Yup, look at the top left hand corner.... see that beautiful padlock? Yeah - that's what's thrilled me. You see I have a dream; that one day on the red hills of the internet, the sons of former certificates and the sons of former certificate authorities will be able to sit down together at the table of HTTPS. Peace, love and TLS for all.

The world is turning and slowly but surely HTTPS is becoming the default of the web. Search results get ranked higher if they're HTTPS. HTTP/2 is, to all intents and purposes, a HTTPS-only game. Service Workers are HTTPS-only.

I care about all of these. So it's essential that I have HTTPS. But. But. But... Certificates, the administration that goes with them. It's boring. I mean, it just is. I want to be building interesting apps, I don't want to be devoting my time to acquiring certificates and fighting my way through the (never simple) administration of them. I'm dimly aware that there's free certificates to be had thanks to the fine work of LetsEncrypt. I believe that work is being done on reduce the onerous admin burden as well. And that's great. But I'm still avoiding it...

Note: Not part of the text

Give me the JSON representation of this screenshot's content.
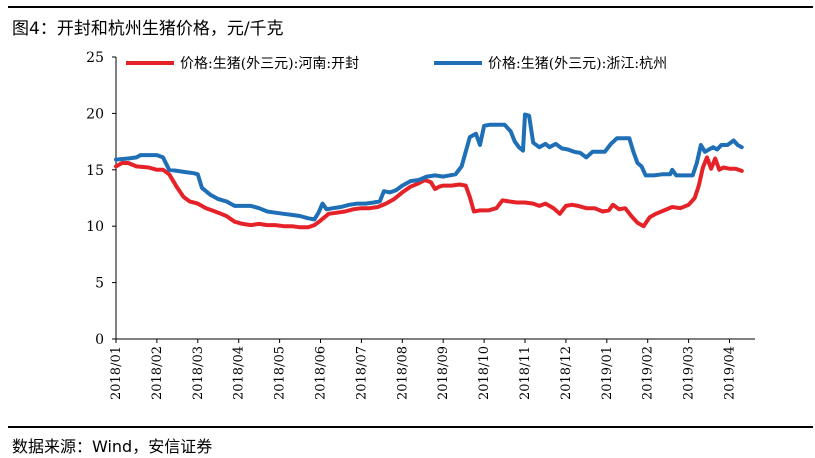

What if I told you you could have HTTPS on your blog, on your Azure websites, on your anywhere.... FOR FREE. IN FIVE MINUTES?. Well, you can thanks to CloudFlare. I did; you should too.

This is where I point you off to a number of resources to help you on your HTTPS way:

  1. Read Troy Hunt's "How to get your SSL for free on a Shared Azure website with CloudFlare"
  2. Watch Troy Hunt's Pluralsight course "Getting Started with CloudFlare™ Security"
  3. Go to Cloudflare's website and sign up

It just works. And that makes me very happy indeed.